Temat “Vicsims” Skacka, lub jak ja wolę to nazywać “datafakes” powinien być ostatnią zdemaskowaną mistyfikacją, po mistyfikacji spontanicznie zapadających się budynków i mistyfikacji porwania samolotów. Może to stać się najłatwiejsze do udokumentowania, dzięki w dużej mierze panu Shackowi. Spędzanie czasu na badaniu każdej z tych niemal 3 tysięcy jednostek nie jest potrzebne. Wysiłki badawcze można zawiesić, kiedy jest wystarczająco [dużo], by wywnioskować, że chodzi tu o szeroko rozpowszechnioną kłamliwość.

„Źli pracowali sumiennie… by stworzyć papierowy ślad fałszywych ofiar; ci, którzy chcą zdemaskować mistyfikację ofiar mogą skupić się na znalezieniu i udokumentowaniu rzekomych członków rodzin”

W oparciu o trwającą online działalność w wiktymologii, upamiętnianiu oraz działalność fałszywych „truthers”, można bezpiecznie założyć, że źli pracowali sumiennie przez ostatnie dziesięciolecie, żeby stworzyć ślad papierowy fałszywych ofiar. Ci, którzy chcą zdemaskować mistyfikację ofiar mogą skupić się na znalezieniu i udokumentowaniu rzekomych członków rodzin. Zamiast spędzać zbyt wiele czasu na szczegółach mistyfikacji ofiar, przejdźmy bezpośrednio do kluczowej kwestii postawionej przez mistyfikację medialną 11 Września.

Ujawnienie Amerykanom finansowo rujnującego, morderczego i nieuczciwego triku, jaki rozegrano dla nich 11 Września… może stać się kluczem, który otworzy małostkową stronniczość i przyda energii poważnej zmianie politycznej w naszym narodzie

Kluczową kwestią jest zdemaskowanie sprawców 11 Września i kroki, jakie trzeba będzie podjąć, żeby usunąć tych zbrodniarzy ze stanowisk władzy w naszym kraju.

Wiedza bez działania jest politycznie nie do przyjęcia.
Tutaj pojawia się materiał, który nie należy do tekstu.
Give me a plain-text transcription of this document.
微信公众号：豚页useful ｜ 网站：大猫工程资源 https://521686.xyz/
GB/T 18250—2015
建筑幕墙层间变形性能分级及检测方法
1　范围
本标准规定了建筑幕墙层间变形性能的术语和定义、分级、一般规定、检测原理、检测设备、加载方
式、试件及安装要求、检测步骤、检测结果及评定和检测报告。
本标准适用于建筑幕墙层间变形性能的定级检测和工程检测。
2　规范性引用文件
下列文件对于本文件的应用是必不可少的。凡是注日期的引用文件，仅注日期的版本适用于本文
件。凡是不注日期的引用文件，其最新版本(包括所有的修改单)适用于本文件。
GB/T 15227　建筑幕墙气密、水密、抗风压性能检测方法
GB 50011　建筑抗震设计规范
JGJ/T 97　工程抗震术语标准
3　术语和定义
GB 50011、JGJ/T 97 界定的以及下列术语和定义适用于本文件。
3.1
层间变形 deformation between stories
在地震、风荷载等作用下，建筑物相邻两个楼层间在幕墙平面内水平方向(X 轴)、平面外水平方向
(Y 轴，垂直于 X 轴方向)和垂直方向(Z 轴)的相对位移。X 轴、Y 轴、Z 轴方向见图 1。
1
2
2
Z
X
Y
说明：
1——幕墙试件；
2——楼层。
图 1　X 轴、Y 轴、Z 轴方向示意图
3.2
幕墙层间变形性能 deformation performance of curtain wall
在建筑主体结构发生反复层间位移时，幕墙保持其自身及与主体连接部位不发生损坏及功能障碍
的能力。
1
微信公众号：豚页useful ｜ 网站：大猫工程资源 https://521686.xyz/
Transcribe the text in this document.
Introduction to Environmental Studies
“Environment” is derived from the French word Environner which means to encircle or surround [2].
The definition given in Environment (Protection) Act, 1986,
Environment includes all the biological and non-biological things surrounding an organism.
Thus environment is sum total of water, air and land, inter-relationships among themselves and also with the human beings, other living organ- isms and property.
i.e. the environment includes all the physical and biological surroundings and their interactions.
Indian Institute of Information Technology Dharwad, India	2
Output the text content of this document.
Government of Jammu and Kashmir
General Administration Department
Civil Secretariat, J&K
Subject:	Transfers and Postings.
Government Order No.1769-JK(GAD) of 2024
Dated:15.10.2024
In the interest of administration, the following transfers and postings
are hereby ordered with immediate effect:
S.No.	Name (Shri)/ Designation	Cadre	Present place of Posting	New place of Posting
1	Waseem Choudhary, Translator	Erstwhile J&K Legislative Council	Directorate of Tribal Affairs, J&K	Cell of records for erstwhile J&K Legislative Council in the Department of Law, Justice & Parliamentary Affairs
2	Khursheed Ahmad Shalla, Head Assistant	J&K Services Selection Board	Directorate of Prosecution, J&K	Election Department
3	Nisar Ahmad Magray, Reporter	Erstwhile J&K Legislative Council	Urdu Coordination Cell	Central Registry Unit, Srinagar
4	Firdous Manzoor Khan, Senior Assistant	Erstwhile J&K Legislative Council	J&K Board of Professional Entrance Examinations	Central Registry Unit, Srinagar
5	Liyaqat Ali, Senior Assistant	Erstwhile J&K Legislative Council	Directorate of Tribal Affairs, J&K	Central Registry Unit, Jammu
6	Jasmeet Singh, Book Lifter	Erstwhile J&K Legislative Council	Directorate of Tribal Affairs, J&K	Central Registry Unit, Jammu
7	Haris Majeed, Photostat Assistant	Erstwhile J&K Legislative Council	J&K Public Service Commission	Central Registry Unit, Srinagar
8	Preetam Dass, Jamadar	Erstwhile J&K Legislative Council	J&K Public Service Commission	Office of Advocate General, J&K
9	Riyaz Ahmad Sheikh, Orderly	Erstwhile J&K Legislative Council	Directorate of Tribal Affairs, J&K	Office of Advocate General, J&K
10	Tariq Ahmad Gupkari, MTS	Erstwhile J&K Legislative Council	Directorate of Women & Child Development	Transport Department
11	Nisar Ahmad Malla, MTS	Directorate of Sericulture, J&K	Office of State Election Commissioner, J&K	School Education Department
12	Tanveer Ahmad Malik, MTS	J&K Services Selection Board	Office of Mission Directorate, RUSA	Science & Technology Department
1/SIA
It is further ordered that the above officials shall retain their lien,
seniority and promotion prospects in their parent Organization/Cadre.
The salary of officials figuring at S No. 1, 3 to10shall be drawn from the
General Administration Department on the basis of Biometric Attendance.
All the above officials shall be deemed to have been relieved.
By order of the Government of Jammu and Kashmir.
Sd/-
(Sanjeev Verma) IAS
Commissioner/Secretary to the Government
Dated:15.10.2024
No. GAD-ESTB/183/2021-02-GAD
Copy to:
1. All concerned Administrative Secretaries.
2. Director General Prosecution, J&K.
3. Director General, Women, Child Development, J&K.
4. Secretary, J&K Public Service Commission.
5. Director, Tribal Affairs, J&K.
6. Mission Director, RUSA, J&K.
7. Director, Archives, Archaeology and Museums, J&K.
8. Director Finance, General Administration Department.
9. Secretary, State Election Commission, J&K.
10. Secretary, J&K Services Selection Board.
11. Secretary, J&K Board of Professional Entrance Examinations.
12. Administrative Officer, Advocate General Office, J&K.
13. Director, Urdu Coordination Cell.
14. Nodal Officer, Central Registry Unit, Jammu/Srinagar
Niestety, nasze masy nie rozumieją, że polityka jest ważną gałęzią filozofii, zgodnie z Arystotelesem. Mają wyprane mózgi do uproszczonych i na ogół bezsensownych sprzeczek stronniczych.

Ujawnienie Amerykanom finansowo rujnującego, morderczego i nieuczciwego triku, jaki rozegrano dla nich 11 Września i wykorzystano ich ludzką przyzwoitość i ich współczucie dla fałszywych ofiar, może stać się kluczem, który otworzy małostkową stronniczość i przyda energii poważnej zmianie politycznej w naszym narodzie


[1] Tekst został nieznacznie zredagowany dla większej jasności, jak również poprawiono ortografię.